Wherein the ratio of the amount of the reactant to the amount of the substance of the alkali metal hydroxide is 1 or less; preferably 1: 1.1.

Wherein the collection temperature of the cold trap is less than or equal to-100 ℃.

Preferably, the refrigerant adopted in the cold trap collection is liquid nitrogen or dry ice; more preferably liquid nitrogen.

Preferably, the heating reflux reaction temperature is 120-150 ℃.

Advantageous effects

(1) The invention provides a preparation method of trifluoromethane, which uses trifluoromethane sulfonic acid and salt thereof as raw materials and water or high boiling point alcohol solvent to prepare trifluoromethane by one step through chemical reaction; the production operation is simple.

(2) The impurities generated by the method are air, carbon dioxide and a small amount of solvent steam, and the impurities have large physical property difference with trifluoromethane, can be easily separated and are beneficial to the subsequent purification process.

(3) And the subsequent purification of the trifluoromethane to prepare the electronic grade gas is facilitated because the trifluoromethane is not contacted with chlorine-containing compounds.

Drawings

FIG. 1 is an infrared absorption spectrum of the product obtained in example 1;

FIG. 2 is a gas chromatogram of the product of example 1;

FIG. 3 is a gas chromatogram of the product of example 2;

FIG. 4 is a gas chromatogram of the product of example 3.

Detailed Description

The invention is described in detail below with reference to the drawings and specific examples, but the invention is not limited thereto.

In the following examples:

and (3) identifying the substance by adopting an IS-10 infrared spectrometer.

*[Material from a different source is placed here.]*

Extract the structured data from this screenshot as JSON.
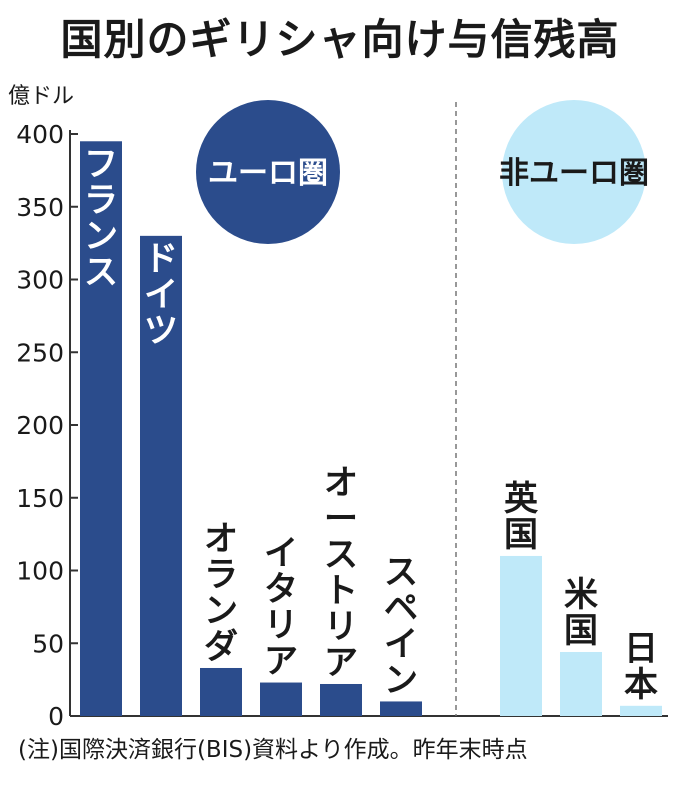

The purity was determined using an agilent 7820 gas chromatograph.

Example 1

Dissolving 150g of trifluoromethanesulfonic acid and 62g of potassium hydroxide in 500mL of water, heating to 100 ℃, and carrying out reflux reaction until no gas is generated; collecting a gas-phase product with a boiling point of-84 ℃ generated by the reaction by using a liquid nitrogen cold trap at the temperature of-196 ℃ to obtain a liquid target product; the infrared spectrum test of the product is carried out, the result is shown in figure 1, and the comparison with the infrared spectrum of a trifluoromethane standard sample shows that the trifluoromethane is prepared in the embodiment; the product obtained in this example was subjected to gas chromatography, and the results are shown in fig. 2, and the product obtained in this example had a trifluoromethane volume fraction of 95.7% or more.

Example 2

Dissolving 165g of calcium trifluoromethanesulfonate and 44g of sodium hydroxide in 500mL of polyethylene glycol, wherein the molecular weight of the polyethylene glycol is 2000, heating to 150 ℃ for reaction, and reacting until no gas is generated; collecting a gas-phase product with a boiling point of-84 ℃ generated by the reaction by using a dry ice cold trap at the temperature of-100 ℃ to obtain a liquid target product; the product obtained in this example was subjected to a gas chromatography test, and the result is shown in fig. 3, in which the product obtained in this example contained trifluoromethane in a volume fraction of 98.5% or more.

Example 3

Dissolving 210g of trifluoromethanesulfonic acid and 27g of lithium hydroxide in 500mL of tetraethylene glycol, heating to 120 ℃ for reaction, and reacting until no gas is generated; collecting a gas-phase product with a boiling point of-84 ℃ generated by the reaction by using a liquid nitrogen cold trap at the temperature of-150 ℃ to obtain a liquid target product; the product obtained in this example was subjected to a gas chromatography test, and as a result, as shown in fig. 4, the volume fraction of trifluoromethane in the product obtained in this example was 95.5% or more.

In summary, the above description is only a preferred embodiment of the present invention, and is not intended to limit the scope of the present invention. Any modification, equivalent replacement, or improvement made within the spirit and principle of the present invention should be included in the protection scope of the present invention.